I was ble to mount this earlier on, but now when I try

Code:

sudo mount -t ext3 /dev/hdb1 /media/disk/

I get this:

Code:

mount: wrong fs type, bad option, bad superblock on /dev/hdb1,
       missing codepage or other error
       In some cases useful info is found in syslog - try
       dmesg | tail  or so

dmesg| tail -20 gives me

Code:

[4300998.123000] end_request: I/O error, dev hdb, sector 248
[4300998.123000] end_request: I/O error, dev hdb, sector 249
[4300998.123000] end_request: I/O error, dev hdb, sector 250
[4300998.123000] end_request: I/O error, dev hdb, sector 251
[4300998.123000] end_request: I/O error, dev hdb, sector 252
[4300998.123000] end_request: I/O error, dev hdb, sector 253
[4300998.123000] end_request: I/O error, dev hdb, sector 254
[4300998.123000] end_request: I/O error, dev hdb, sector 255
[4300998.123000] end_request: I/O error, dev hdb, sector 256
[4300998.123000] end_request: I/O error, dev hdb, sector 257
[4300998.123000] end_request: I/O error, dev hdb, sector 258
[4300998.123000] end_request: I/O error, dev hdb, sector 259
[4300998.123000] end_request: I/O error, dev hdb, sector 260
[4300998.123000] end_request: I/O error, dev hdb, sector 261
[4300998.123000] end_request: I/O error, dev hdb, sector 262
[4300998.123000] end_request: I/O error, dev hdb, sector 63
[4300998.123000] SQUASHFS error: sb_bread failed reading block 0x0
[4300998.123000] SQUASHFS error: unable to read superblock
[4301003.481000] end_request: I/O error, dev hdb, sector 65
[4301003.481000] EXT3-fs: unable to read superblock

Wow, looks like I'm in even worse shape that I thought

edit: I get exactly the same problem tryign to fsck the other IDE HD (/dev/hda*, my main HD is /dev/sda1). Nobody could be unlucky enough to lose two hard drives, surely?

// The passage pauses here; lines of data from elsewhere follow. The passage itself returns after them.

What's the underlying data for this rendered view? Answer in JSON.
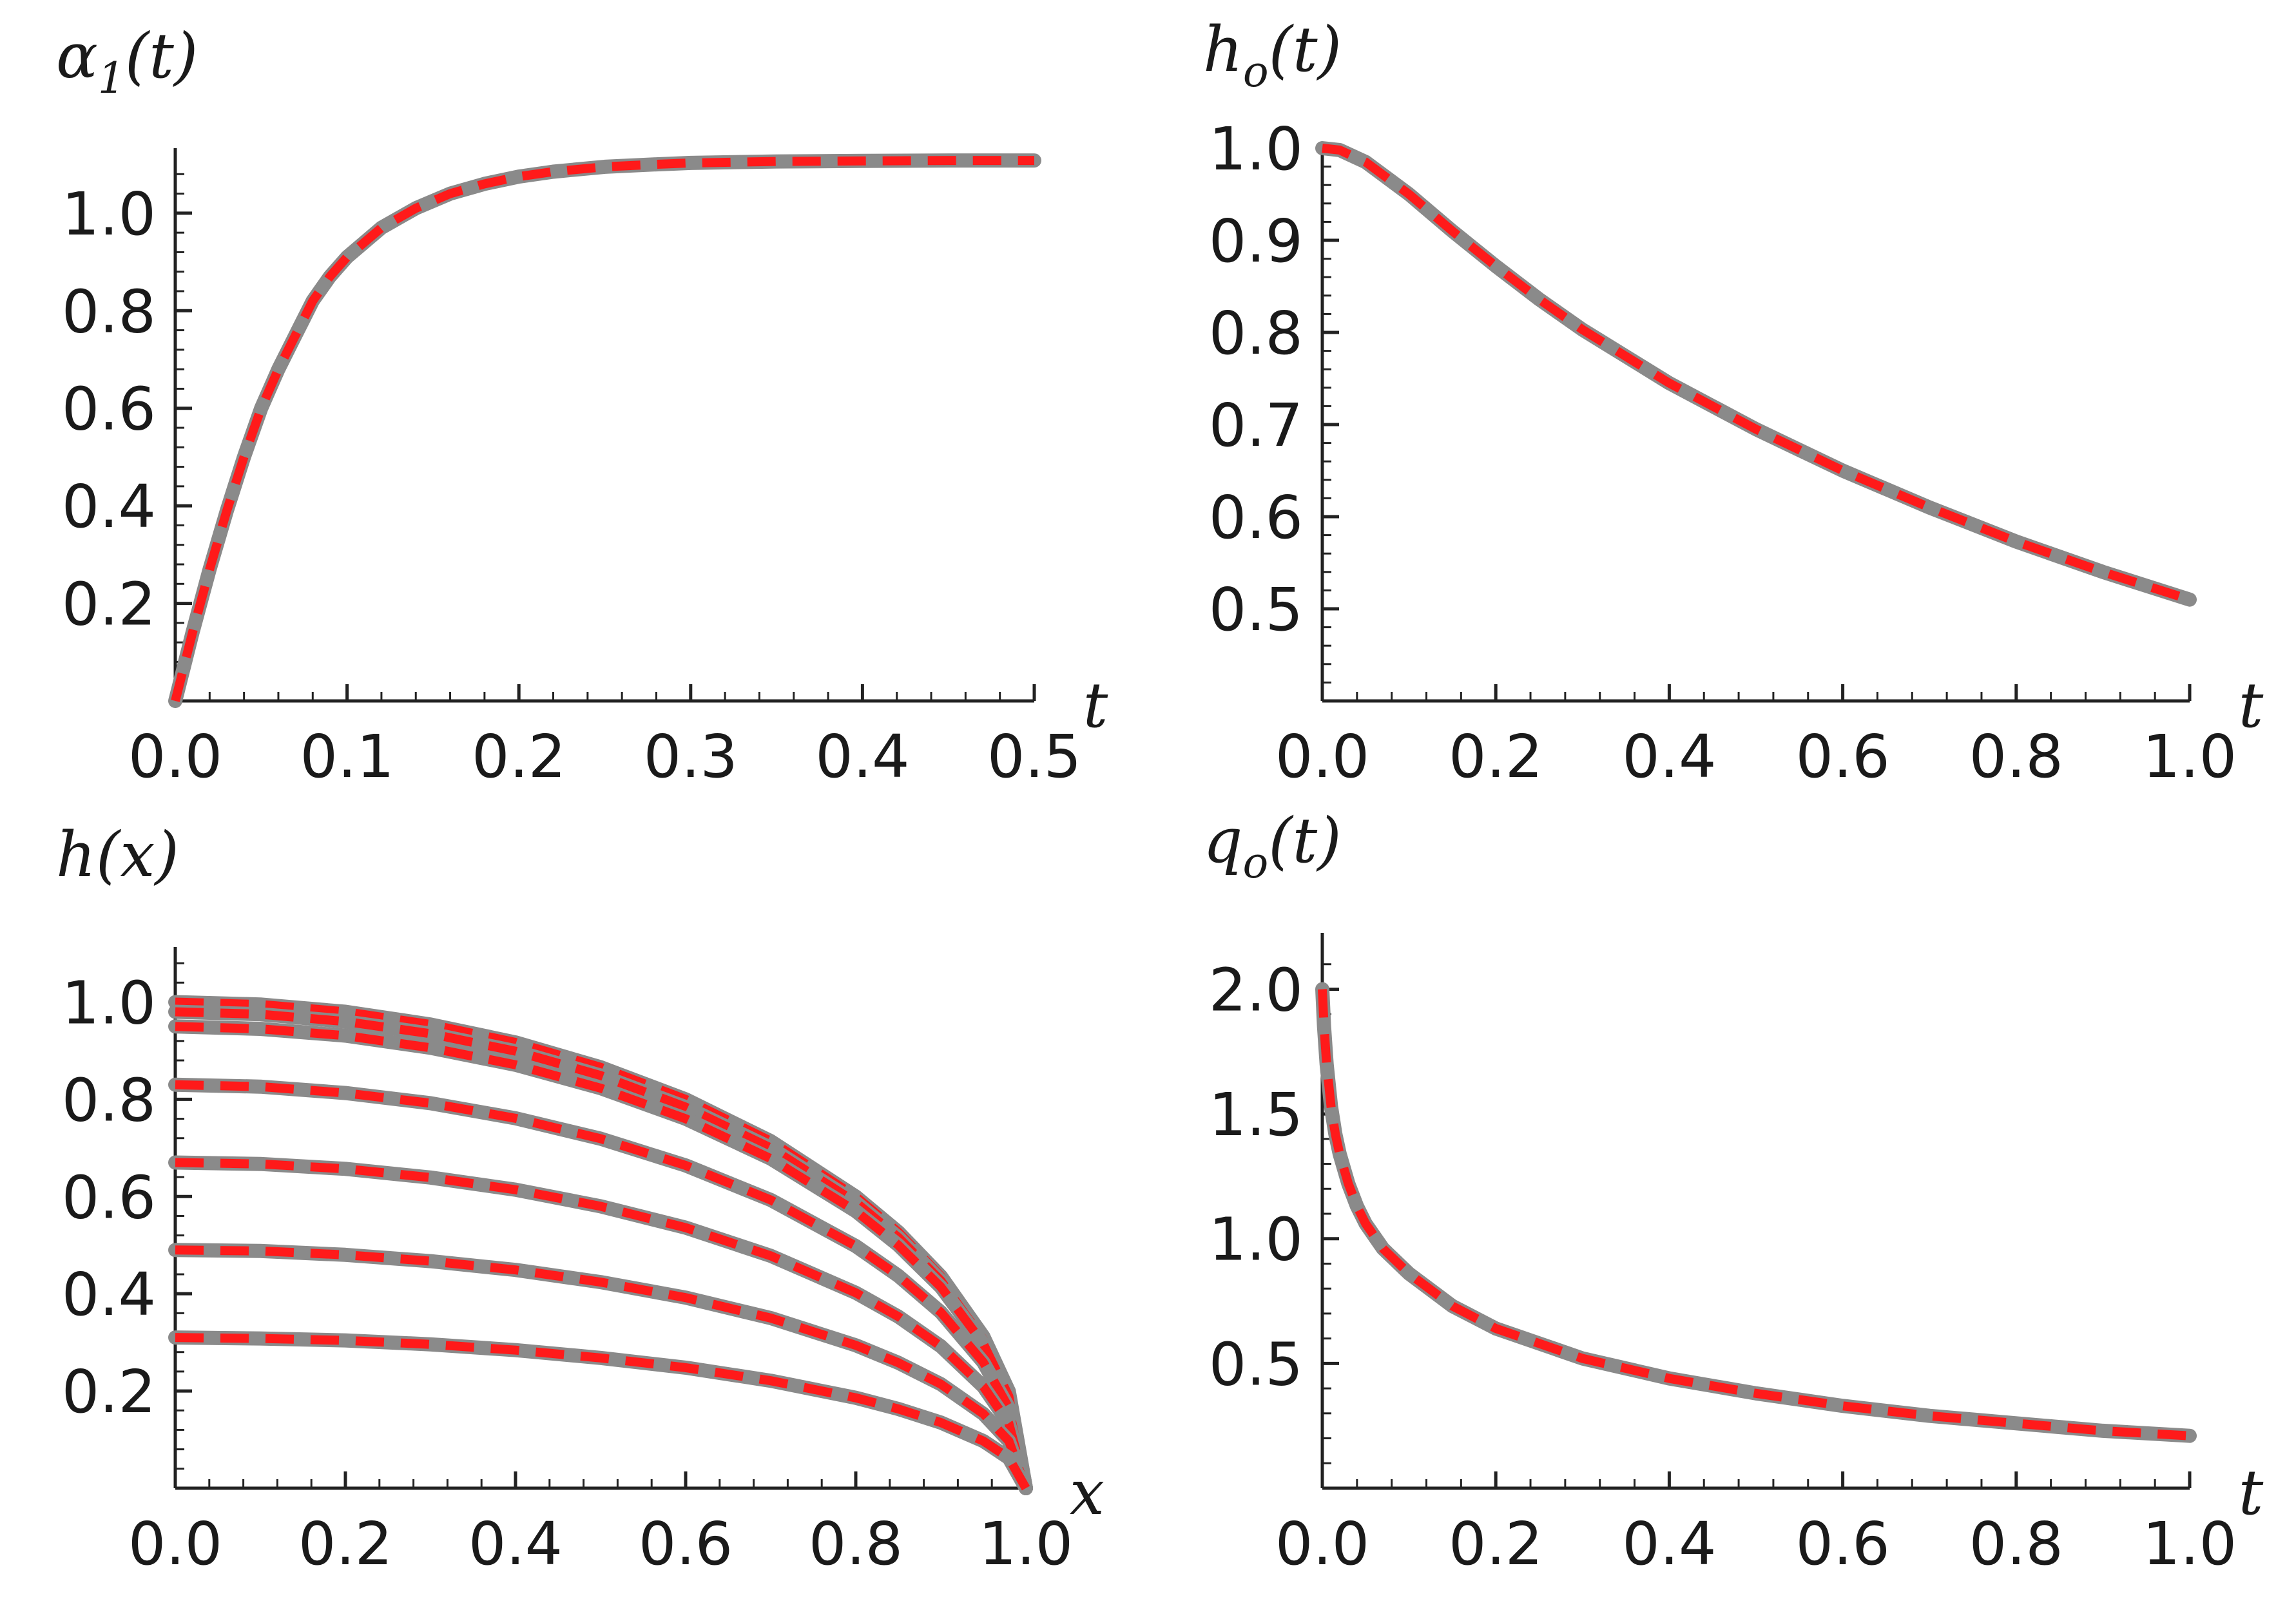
{
  "chart_data": [
    {
      "id": "alpha",
      "type": "line",
      "title_main": "α",
      "title_sub": "1",
      "title_tail": "(t)",
      "xlabel": "t",
      "xlim": [
        0,
        0.5
      ],
      "ylim": [
        0,
        1.12
      ],
      "xticks": [
        "0.0",
        "0.1",
        "0.2",
        "0.3",
        "0.4",
        "0.5"
      ],
      "yticks": [
        "0.2",
        "0.4",
        "0.6",
        "0.8",
        "1.0"
      ],
      "series": [
        {
          "x": [
            0,
            0.01,
            0.02,
            0.03,
            0.04,
            0.05,
            0.06,
            0.07,
            0.08,
            0.09,
            0.1,
            0.12,
            0.14,
            0.16,
            0.18,
            0.2,
            0.22,
            0.25,
            0.28,
            0.3,
            0.35,
            0.4,
            0.45,
            0.5
          ],
          "y": [
            0.0,
            0.14,
            0.27,
            0.39,
            0.5,
            0.6,
            0.68,
            0.75,
            0.82,
            0.87,
            0.91,
            0.97,
            1.01,
            1.04,
            1.06,
            1.075,
            1.085,
            1.095,
            1.1,
            1.103,
            1.106,
            1.107,
            1.108,
            1.108
          ]
        }
      ]
    },
    {
      "id": "ho",
      "type": "line",
      "title_main": "h",
      "title_sub": "o",
      "title_tail": "(t)",
      "xlabel": "t",
      "xlim": [
        0,
        1.0
      ],
      "ylim": [
        0.4,
        1.0
      ],
      "xticks": [
        "0.0",
        "0.2",
        "0.4",
        "0.6",
        "0.8",
        "1.0"
      ],
      "yticks": [
        "0.5",
        "0.6",
        "0.7",
        "0.8",
        "0.9",
        "1.0"
      ],
      "series": [
        {
          "x": [
            0,
            0.02,
            0.05,
            0.1,
            0.15,
            0.2,
            0.25,
            0.3,
            0.4,
            0.5,
            0.6,
            0.7,
            0.8,
            0.9,
            1.0
          ],
          "y": [
            1.0,
            0.998,
            0.985,
            0.95,
            0.91,
            0.872,
            0.836,
            0.803,
            0.745,
            0.695,
            0.65,
            0.61,
            0.573,
            0.54,
            0.51
          ]
        }
      ]
    },
    {
      "id": "hx",
      "type": "line",
      "title_main": "h",
      "title_sub": "",
      "title_tail": "(x)",
      "xlabel": "x",
      "xlim": [
        0,
        1.0
      ],
      "ylim": [
        0,
        1.1
      ],
      "xticks": [
        "0.0",
        "0.2",
        "0.4",
        "0.6",
        "0.8",
        "1.0"
      ],
      "yticks": [
        "0.2",
        "0.4",
        "0.6",
        "0.8",
        "1.0"
      ],
      "series": [
        {
          "x": [
            0,
            0.1,
            0.2,
            0.3,
            0.4,
            0.5,
            0.6,
            0.7,
            0.8,
            0.85,
            0.9,
            0.95,
            0.98,
            1.0
          ],
          "y": [
            1.0,
            0.995,
            0.98,
            0.954,
            0.917,
            0.866,
            0.8,
            0.714,
            0.6,
            0.527,
            0.436,
            0.312,
            0.199,
            0.0
          ]
        },
        {
          "x": [
            0,
            0.1,
            0.2,
            0.3,
            0.4,
            0.5,
            0.6,
            0.7,
            0.8,
            0.85,
            0.9,
            0.95,
            0.98,
            1.0
          ],
          "y": [
            0.98,
            0.975,
            0.96,
            0.935,
            0.899,
            0.849,
            0.784,
            0.7,
            0.588,
            0.516,
            0.427,
            0.306,
            0.195,
            0.0
          ]
        },
        {
          "x": [
            0,
            0.1,
            0.2,
            0.3,
            0.4,
            0.5,
            0.6,
            0.7,
            0.8,
            0.85,
            0.9,
            0.95,
            0.98,
            1.0
          ],
          "y": [
            0.95,
            0.945,
            0.931,
            0.906,
            0.871,
            0.823,
            0.76,
            0.678,
            0.57,
            0.5,
            0.414,
            0.297,
            0.189,
            0.0
          ]
        },
        {
          "x": [
            0,
            0.1,
            0.2,
            0.3,
            0.4,
            0.5,
            0.6,
            0.7,
            0.8,
            0.85,
            0.9,
            0.95,
            0.98,
            1.0
          ],
          "y": [
            0.83,
            0.826,
            0.813,
            0.792,
            0.761,
            0.719,
            0.664,
            0.593,
            0.498,
            0.437,
            0.362,
            0.259,
            0.165,
            0.0
          ]
        },
        {
          "x": [
            0,
            0.1,
            0.2,
            0.3,
            0.4,
            0.5,
            0.6,
            0.7,
            0.8,
            0.85,
            0.9,
            0.95,
            0.98,
            1.0
          ],
          "y": [
            0.67,
            0.667,
            0.657,
            0.639,
            0.614,
            0.58,
            0.536,
            0.478,
            0.402,
            0.353,
            0.292,
            0.209,
            0.133,
            0.0
          ]
        },
        {
          "x": [
            0,
            0.1,
            0.2,
            0.3,
            0.4,
            0.5,
            0.6,
            0.7,
            0.8,
            0.85,
            0.9,
            0.95,
            0.98,
            1.0
          ],
          "y": [
            0.49,
            0.488,
            0.48,
            0.467,
            0.449,
            0.424,
            0.392,
            0.35,
            0.294,
            0.258,
            0.214,
            0.153,
            0.097,
            0.0
          ]
        },
        {
          "x": [
            0,
            0.1,
            0.2,
            0.3,
            0.4,
            0.5,
            0.6,
            0.7,
            0.8,
            0.85,
            0.9,
            0.95,
            0.98,
            1.0
          ],
          "y": [
            0.31,
            0.308,
            0.304,
            0.296,
            0.284,
            0.268,
            0.248,
            0.221,
            0.186,
            0.163,
            0.135,
            0.097,
            0.062,
            0.0
          ]
        }
      ]
    },
    {
      "id": "qo",
      "type": "line",
      "title_main": "q",
      "title_sub": "o",
      "title_tail": "(t)",
      "xlabel": "t",
      "xlim": [
        0,
        1.0
      ],
      "ylim": [
        0,
        2.2
      ],
      "xticks": [
        "0.0",
        "0.2",
        "0.4",
        "0.6",
        "0.8",
        "1.0"
      ],
      "yticks": [
        "0.5",
        "1.0",
        "1.5",
        "2.0"
      ],
      "series": [
        {
          "x": [
            0,
            0.002,
            0.005,
            0.01,
            0.015,
            0.02,
            0.03,
            0.04,
            0.05,
            0.07,
            0.1,
            0.15,
            0.2,
            0.3,
            0.4,
            0.5,
            0.6,
            0.7,
            0.8,
            0.9,
            1.0
          ],
          "y": [
            2.0,
            1.85,
            1.7,
            1.53,
            1.42,
            1.34,
            1.22,
            1.13,
            1.06,
            0.96,
            0.86,
            0.73,
            0.64,
            0.52,
            0.44,
            0.38,
            0.33,
            0.29,
            0.26,
            0.23,
            0.21
          ]
        }
      ]
    }
  ],
  "style": {
    "exact_color": "#8a8a8a",
    "approx_color": "#ff1a1a",
    "axis_color": "#222222"
  }
}
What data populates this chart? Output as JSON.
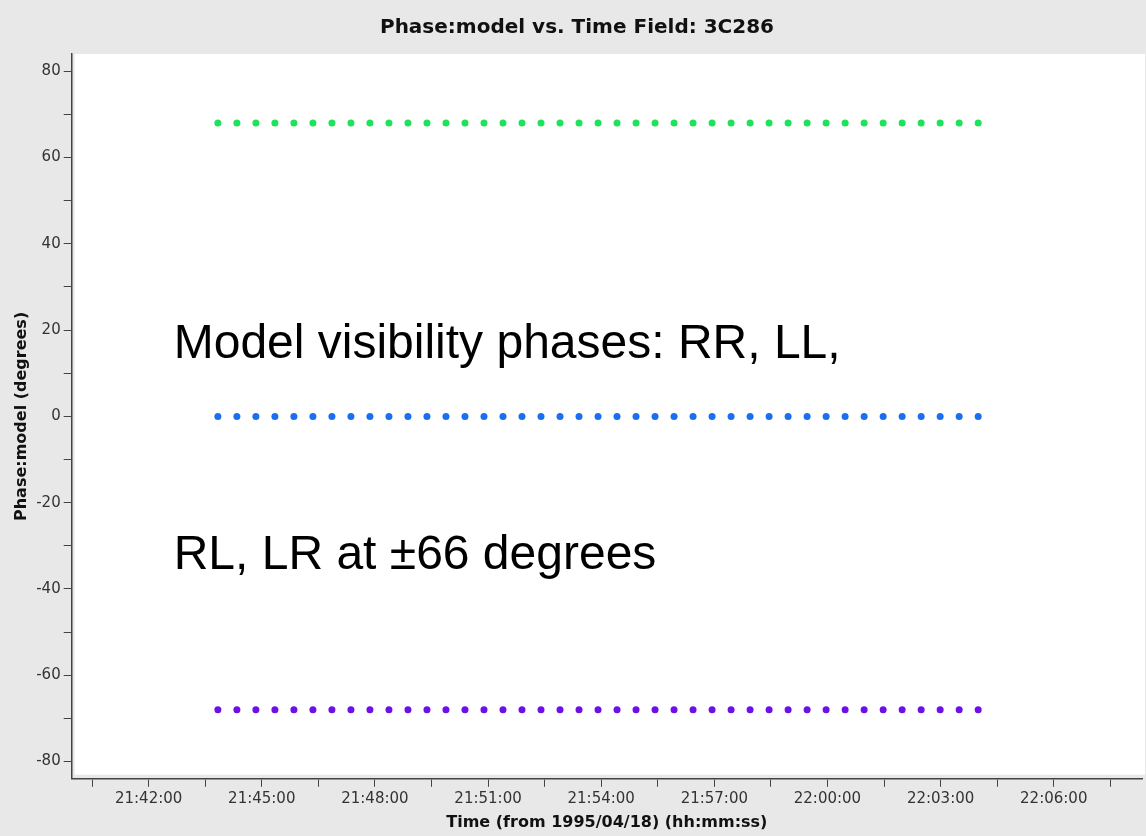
{
  "chart_data": {
    "type": "scatter",
    "title": "Phase:model vs. Time Field: 3C286",
    "xlabel": "Time (from 1995/04/18) (hh:mm:ss)",
    "ylabel": "Phase:model (degrees)",
    "annotations": [
      "Model visibility phases: RR, LL,",
      "RL, LR at ±66 degrees"
    ],
    "x": [
      21.7306,
      21.739,
      21.7474,
      21.7558,
      21.7642,
      21.7726,
      21.781,
      21.7894,
      21.7978,
      21.8062,
      21.8146,
      21.823,
      21.8314,
      21.8398,
      21.8482,
      21.8566,
      21.865,
      21.8734,
      21.8818,
      21.8902,
      21.8986,
      21.907,
      21.9154,
      21.9238,
      21.9322,
      21.9406,
      21.949,
      21.9574,
      21.9658,
      21.9742,
      21.9826,
      21.991,
      21.9994,
      22.0078,
      22.0162,
      22.0246,
      22.033,
      22.0414,
      22.0498,
      22.0582,
      22.0666
    ],
    "series": [
      {
        "color": "#1ee35a",
        "values": [
          68,
          68,
          68,
          68,
          68,
          68,
          68,
          68,
          68,
          68,
          68,
          68,
          68,
          68,
          68,
          68,
          68,
          68,
          68,
          68,
          68,
          68,
          68,
          68,
          68,
          68,
          68,
          68,
          68,
          68,
          68,
          68,
          68,
          68,
          68,
          68,
          68,
          68,
          68,
          68,
          68
        ]
      },
      {
        "color": "#1a6ff0",
        "values": [
          0,
          0,
          0,
          0,
          0,
          0,
          0,
          0,
          0,
          0,
          0,
          0,
          0,
          0,
          0,
          0,
          0,
          0,
          0,
          0,
          0,
          0,
          0,
          0,
          0,
          0,
          0,
          0,
          0,
          0,
          0,
          0,
          0,
          0,
          0,
          0,
          0,
          0,
          0,
          0,
          0
        ]
      },
      {
        "color": "#6a10e8",
        "values": [
          -68,
          -68,
          -68,
          -68,
          -68,
          -68,
          -68,
          -68,
          -68,
          -68,
          -68,
          -68,
          -68,
          -68,
          -68,
          -68,
          -68,
          -68,
          -68,
          -68,
          -68,
          -68,
          -68,
          -68,
          -68,
          -68,
          -68,
          -68,
          -68,
          -68,
          -68,
          -68,
          -68,
          -68,
          -68,
          -68,
          -68,
          -68,
          -68,
          -68,
          -68
        ]
      }
    ],
    "xlim": [
      21.666,
      22.139
    ],
    "xticks": [
      {
        "value": 21.675,
        "label": null
      },
      {
        "value": 21.7,
        "label": "21:42:00"
      },
      {
        "value": 21.725,
        "label": null
      },
      {
        "value": 21.75,
        "label": "21:45:00"
      },
      {
        "value": 21.775,
        "label": null
      },
      {
        "value": 21.8,
        "label": "21:48:00"
      },
      {
        "value": 21.825,
        "label": null
      },
      {
        "value": 21.85,
        "label": "21:51:00"
      },
      {
        "value": 21.875,
        "label": null
      },
      {
        "value": 21.9,
        "label": "21:54:00"
      },
      {
        "value": 21.925,
        "label": null
      },
      {
        "value": 21.95,
        "label": "21:57:00"
      },
      {
        "value": 21.975,
        "label": null
      },
      {
        "value": 22.0,
        "label": "22:00:00"
      },
      {
        "value": 22.025,
        "label": null
      },
      {
        "value": 22.05,
        "label": "22:03:00"
      },
      {
        "value": 22.075,
        "label": null
      },
      {
        "value": 22.1,
        "label": "22:06:00"
      },
      {
        "value": 22.125,
        "label": null
      }
    ],
    "ylim": [
      -84,
      84
    ],
    "yticks": [
      -80,
      {
        "value": -70,
        "label": null
      },
      -60,
      {
        "value": -50,
        "label": null
      },
      -40,
      {
        "value": -30,
        "label": null
      },
      -20,
      {
        "value": -10,
        "label": null
      },
      0,
      {
        "value": 10,
        "label": null
      },
      20,
      {
        "value": 30,
        "label": null
      },
      40,
      {
        "value": 50,
        "label": null
      },
      60,
      {
        "value": 70,
        "label": null
      },
      80
    ],
    "grid": false,
    "legend": false,
    "marker": "circle"
  }
}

tredegar · 07-01-2007, 11:14 AM

I agree - it doesn't look good.

Quote:

Nobody could be unlucky enough to lose two hard drives, surely?

Unlikely. But maybe your controller is bad?
Can you try those HDDs in another box?

pickarooney · 07-01-2007, 12:31 PM

Just restarted the PC after three hours cooling off (me as much as the computer

) and it booted with no problems or error messages, with all drives and partitions mounted and readable.

Perhaps the drives themselves were all heating one another up? Back to square one, in any case - apart from the fact that APCI/APIC has now been disabled.

Hmm, it rained in the meantime, perhaps cooling things down by a few degrees.

[breaking news] I just heard a whirr-click from one of the drives and had a momentary freeze, and now everything is slowing down...

jiml8 · 07-01-2007, 02:29 PM

Sure looks like a hardware fault at this point.

Probably you don't have 2 HDs going bad, but remember that there is still a single point of failure; your controller or your cable. Try unplugging/replugging the cable. Make sure the controller chip isn't getting too hot. Try replacing the cable.

You also potentially could have a jumper problem that would cause this if both drives are on the same cable and, for instance, both are jumpered "master".